BANGKOK -- World stock markets eked out only marginal gains Friday as an immediate agreement among U.S. leaders to resolve a critical budget deadlock appeared unlikely.
Britain's FTSE 100 was marginally higher at 5,871.62 Germany's DAX rose 0.1 percent to 7,411.37. France's CAC-40 gained 0.1 percent to 3,572.42.
Wall Street appeared headed toward a flat open, with Dow Jones industrial futures rising less than 0.1 percent to 13,025. S&P 500 futures were nearly unchanged at 1,415.80.
Asian stock markets were boosted earlier by signs of improvement in the world's No. 1 economy. The U.S. Commerce Department raised its estimate of third-quarter growth to an annual rate of 2.7 percent -- much better than the 2 percent rate estimated a month ago.
Additionally, the number of Americans applying for unemployment benefits dropped by 23,000 to 393,000 last week, the Labor Department said.

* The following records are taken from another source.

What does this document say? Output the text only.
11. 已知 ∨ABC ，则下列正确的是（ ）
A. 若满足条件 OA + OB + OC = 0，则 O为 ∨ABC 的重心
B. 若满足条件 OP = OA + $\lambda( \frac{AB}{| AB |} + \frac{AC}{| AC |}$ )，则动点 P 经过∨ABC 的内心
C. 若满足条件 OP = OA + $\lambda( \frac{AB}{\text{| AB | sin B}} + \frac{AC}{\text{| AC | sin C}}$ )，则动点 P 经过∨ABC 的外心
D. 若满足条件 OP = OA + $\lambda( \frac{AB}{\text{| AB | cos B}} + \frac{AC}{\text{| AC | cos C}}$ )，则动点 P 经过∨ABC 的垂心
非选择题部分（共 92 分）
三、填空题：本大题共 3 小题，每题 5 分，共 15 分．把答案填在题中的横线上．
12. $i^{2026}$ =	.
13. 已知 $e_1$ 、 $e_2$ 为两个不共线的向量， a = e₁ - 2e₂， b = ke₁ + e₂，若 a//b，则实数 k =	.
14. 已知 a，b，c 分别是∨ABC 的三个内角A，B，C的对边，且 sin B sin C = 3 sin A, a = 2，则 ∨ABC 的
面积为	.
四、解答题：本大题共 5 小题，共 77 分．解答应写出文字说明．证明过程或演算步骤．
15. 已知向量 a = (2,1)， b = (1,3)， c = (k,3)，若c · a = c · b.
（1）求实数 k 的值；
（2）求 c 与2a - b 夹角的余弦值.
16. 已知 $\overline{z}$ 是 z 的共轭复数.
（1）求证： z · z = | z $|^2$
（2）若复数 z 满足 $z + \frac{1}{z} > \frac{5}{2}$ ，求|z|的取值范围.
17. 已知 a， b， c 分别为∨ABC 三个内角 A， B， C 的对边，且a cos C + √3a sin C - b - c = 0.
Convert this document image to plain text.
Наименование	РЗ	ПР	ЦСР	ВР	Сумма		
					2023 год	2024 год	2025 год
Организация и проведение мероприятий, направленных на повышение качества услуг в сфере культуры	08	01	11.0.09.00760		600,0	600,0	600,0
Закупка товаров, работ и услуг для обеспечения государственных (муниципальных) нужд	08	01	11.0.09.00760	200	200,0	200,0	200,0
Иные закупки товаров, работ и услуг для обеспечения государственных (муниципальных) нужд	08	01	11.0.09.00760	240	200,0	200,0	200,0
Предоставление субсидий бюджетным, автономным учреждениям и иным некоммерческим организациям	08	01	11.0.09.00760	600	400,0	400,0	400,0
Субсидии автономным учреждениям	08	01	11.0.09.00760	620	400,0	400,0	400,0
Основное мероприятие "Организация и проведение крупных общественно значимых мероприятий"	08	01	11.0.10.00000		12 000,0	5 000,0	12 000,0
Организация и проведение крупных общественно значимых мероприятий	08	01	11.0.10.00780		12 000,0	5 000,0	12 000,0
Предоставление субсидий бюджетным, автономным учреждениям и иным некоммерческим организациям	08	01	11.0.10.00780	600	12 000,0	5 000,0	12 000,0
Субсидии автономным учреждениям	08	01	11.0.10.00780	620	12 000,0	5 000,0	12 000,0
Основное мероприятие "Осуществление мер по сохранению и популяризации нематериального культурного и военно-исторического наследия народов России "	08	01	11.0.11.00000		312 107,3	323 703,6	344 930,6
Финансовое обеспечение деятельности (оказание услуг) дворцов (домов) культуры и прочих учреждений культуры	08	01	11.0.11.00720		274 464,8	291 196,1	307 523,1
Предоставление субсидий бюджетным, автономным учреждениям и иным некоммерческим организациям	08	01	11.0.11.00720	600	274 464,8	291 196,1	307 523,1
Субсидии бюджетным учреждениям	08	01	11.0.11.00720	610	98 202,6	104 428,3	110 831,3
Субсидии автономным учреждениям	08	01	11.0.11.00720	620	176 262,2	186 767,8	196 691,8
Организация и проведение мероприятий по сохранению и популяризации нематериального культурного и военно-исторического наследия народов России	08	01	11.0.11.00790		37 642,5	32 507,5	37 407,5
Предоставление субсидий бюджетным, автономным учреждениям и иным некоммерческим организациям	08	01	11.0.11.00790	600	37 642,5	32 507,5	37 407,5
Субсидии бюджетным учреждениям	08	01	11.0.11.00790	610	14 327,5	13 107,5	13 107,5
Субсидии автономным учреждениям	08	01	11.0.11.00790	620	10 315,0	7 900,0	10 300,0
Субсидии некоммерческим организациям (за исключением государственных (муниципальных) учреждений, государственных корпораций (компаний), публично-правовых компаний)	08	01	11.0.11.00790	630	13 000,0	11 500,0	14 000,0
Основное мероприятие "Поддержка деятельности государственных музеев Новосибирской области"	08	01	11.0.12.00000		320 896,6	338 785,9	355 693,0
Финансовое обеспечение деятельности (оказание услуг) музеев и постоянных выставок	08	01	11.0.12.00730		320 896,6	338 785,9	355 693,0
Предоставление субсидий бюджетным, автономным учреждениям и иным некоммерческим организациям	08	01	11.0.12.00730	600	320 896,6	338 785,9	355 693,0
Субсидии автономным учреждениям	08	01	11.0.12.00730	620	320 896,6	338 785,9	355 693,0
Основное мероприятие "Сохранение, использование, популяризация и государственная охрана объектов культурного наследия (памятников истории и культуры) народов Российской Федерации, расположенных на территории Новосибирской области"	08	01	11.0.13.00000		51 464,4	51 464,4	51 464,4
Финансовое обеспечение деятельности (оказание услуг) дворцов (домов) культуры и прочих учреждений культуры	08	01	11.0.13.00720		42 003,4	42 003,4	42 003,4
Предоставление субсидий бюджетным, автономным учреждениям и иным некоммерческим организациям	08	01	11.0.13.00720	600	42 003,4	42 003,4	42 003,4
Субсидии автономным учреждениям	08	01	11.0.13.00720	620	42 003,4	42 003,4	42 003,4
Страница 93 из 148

The figures were in line with expectations.
Hong Kong's Hang Seng added 0.5 percent to 22,030.39 and Australia's S&P/ASX 200 advanced 0.6 percent to 4,506. South Korea's Kospi fell 0.1 percent to 1,932.90. Benchmarks in Taiwan, Singapore, mainland China and New Zealand also rose. Indonesia fell.
The U.S. government figures come on top of recent China manufacturing data that shows its economic recovery is gaining momentum and renewed confidence in Europe's ability to tackle a debt crisis in Greece.
Lorraine Tan, director at Standard & Poor's equity research in Singapore, said stocks have been on the upswing thanks to big-picture data pointing toward a less risky global economic environment for next year.
"Asian markets are relatively attractive. Equity markets in general are relatively attractive. I think some money is coming back on expectations that growth is going to be not as bad as anticipated despite the fiscal cliff," she said.
"The outlook is still for very sluggish growth into next year," Tan said. "But the perception is that the risk of a deeper slowdown has come off a bit."
Meanwhile, the release of an 880.3 billion yen ($10.7 billion) stimulus package by the Japanese government helped boost the Nikkei 225 index in Tokyo. The benchmark rose 0.5 percent to close at 9,446.01.
Investors also have been tracking the talks between the White House and Congress over the "fiscal cliff," a reference to sharp government spending cuts and tax increases scheduled to start Jan. 1 unless a deal is reached to cut the budget deficit.
Economists have been warning that failure to resolve the issue will hurt the U.S. economy, the world's largest.
Analysts said the focus of attention will likely remain on the U.S. in coming weeks, especially now that countries that use the euro and the International Monetary Fund have agreed to carry on funding nearly bankrupt Greece.
No major progress was reported after testy talks in Washington on Thursday, with Republican House Speaker John Boehner rebuffing a proposal by President Barack Obama because it lacked "sensible spending cuts."
The tenor of the remarks suggested the hard bargaining was about to begin. Four weeks remain before the year-end deadline and negotiations such as these often don't gel until time is running out.
Among individual stocks, Japan's Hitachi Ltd. rose 4.2 percent Nikon Corp. rose 4.5 percent.
Australian miner Lynas Corp. fell 5.2 percent. The company earlier announced the start of operations at a rare earths plant in northern Malaysia that has drawn sharp opposition from groups concerned about health and safety.
Benchmark oil for January delivery was down 25 cents to $87.82 per barrel in electronic trading on the New York Mercantile Exchange. The contract rose $1.58 to close at $88.07 on Thursday on the Nymex.
In currencies, the euro rose to $1.3011 from $1.2972 Thursday in New York. The dollar rose to 82.66 yen from 82.15 yen.